Last August I wrote a blog on these pages about a Keydata plan which provided the biggest shock since the eponymous scandal first emerged. Keydata Dynamic Growth Plan 18 matured in July, having run through the entire financial crisis, and delivered a 72 per cent return.
To put it simply: it did exactly what it was supposed to do. The plan offered a return of 12 times the rise in the FTSE 100 index over the six-year term, with investors only losing money if the index plummeted by more than 50 per cent without regaining its ground, which it did not.
It was not an aberration. Another of the suite of ‘vanilla’ products that was sold alongside the plans based on Luxembourg ‘death bonds’ matured in January of this year and provided a return of 80 per cent, according to latest payout data from StructuredProductReview.
Again, the plan had ‘soft protection’ which meant it would deliver its promised 10 per cent return per year, subject to an 80 per cent ceiling, as long as the FTSE 100 did not drop more than 50 per cent from the starting level, or counterparty JPMorgan did not fail.
Despite some run-ins with the regulators requiring it to part with reparations worth billions of dollars, JPMorgan survived the crisis; the FTSE did not drop to its 1997 low of 2,934.5. Investors - and their advisers - have been rewarded with a stellar return.
What to make of all this?
Well, firstly - and as I said previously - these cases prove the folly of generalising. While ombudsman verdicts and the like may suggest otherwise, not every Keydata recommendation was negligent or ill-suited. Similarly, not all structured products are ‘precipice bonds' or high-risk, esoteric investments only suited to sophisticated investors with a penchant for dice-rolling.

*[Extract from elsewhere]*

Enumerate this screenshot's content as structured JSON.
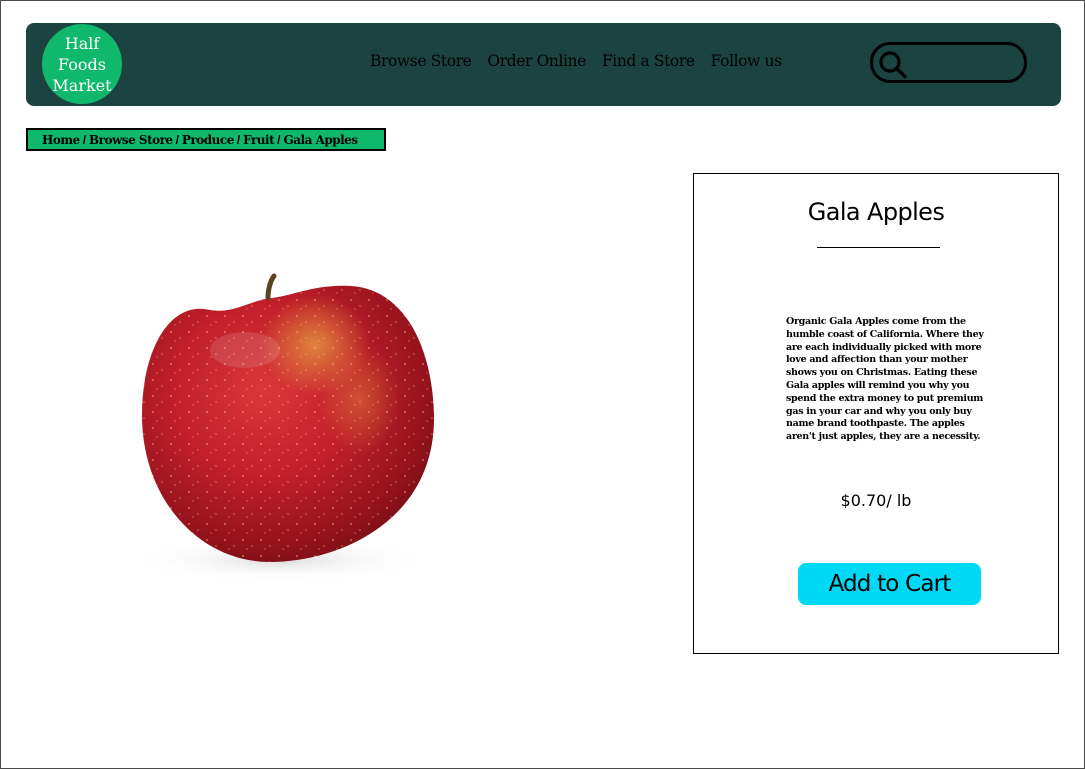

Second, elucidating this latter point structured products must be viewed on their individual merits.
Going back to the StructureProductReview data, a number of plans matured in January and generated impressive returns, similarly several matured having done not an awful lot.
For example, one product, the Dawnay Day Quantum Protected Commodities Dynamo II that was linked to a basket of commodities, produced a 10 per cent loss over 5.5 years. Another, the Abbey Capital Guaranteed Residential Property Bond (Issue 2), was one of three products to return only the initial investment - and thus a real terms loss - and that after a seven and a half-year term.